| Adam Neumann is the most brilliant, but perhaps somewhat repulsive, [not short] seller of the unicorn bubble. People sometimes incorrectly assume that the proper way to benefit from overpriced assets is to sell them short. Truth is that any selling will suffice! Housing bubble? Build more houses, sell. Corporate credit bubble? Start a corporation, get credit. Tech unicorn valuation bubble? You got it, create a stupid startup, pay yourself huge salary and sell your stock on private markets. Bottom line is that supply follows demand - if there is demand then supply will materialize.

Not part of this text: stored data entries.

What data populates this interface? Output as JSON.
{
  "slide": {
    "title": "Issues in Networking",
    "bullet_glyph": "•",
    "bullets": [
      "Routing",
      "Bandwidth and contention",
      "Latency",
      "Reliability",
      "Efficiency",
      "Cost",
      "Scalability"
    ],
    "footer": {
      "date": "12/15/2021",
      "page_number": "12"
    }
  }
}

This is the "magic" of capitalism. It's no different with WeWork, which is a consequence of investors chasing outsized returns in a low return environment. Matt Levine's column on the topic (scroll to "We We We"): https://www.bloomberg.com/opinion/articles/2019-10-02/the-tr... And if you don't believe that this is caused by chasing crazy returns see this interview with Masayoshi Son about how he secured $45B in 45 minutes from the Saudi prince (1:05). He said he wants to give him a $1T gift: https://youtu.be/Sa2_VBu0d7k Congratulations, this is a Michael Burry level of play. But not as "pure". |
Becomes really obvious, there inflation in stock prices that isn't supported by any real economic growth. Makes sense then that if you can create bullshit stocks out of thin air and push them onto the market with all the other bullshit inflated stocks. Then you can make a lot of coin. Especially if you can get investors to swallow tech company valuations[1].
[1] Go ahead try and value any tech company as if it were a ordinary company. I dare you.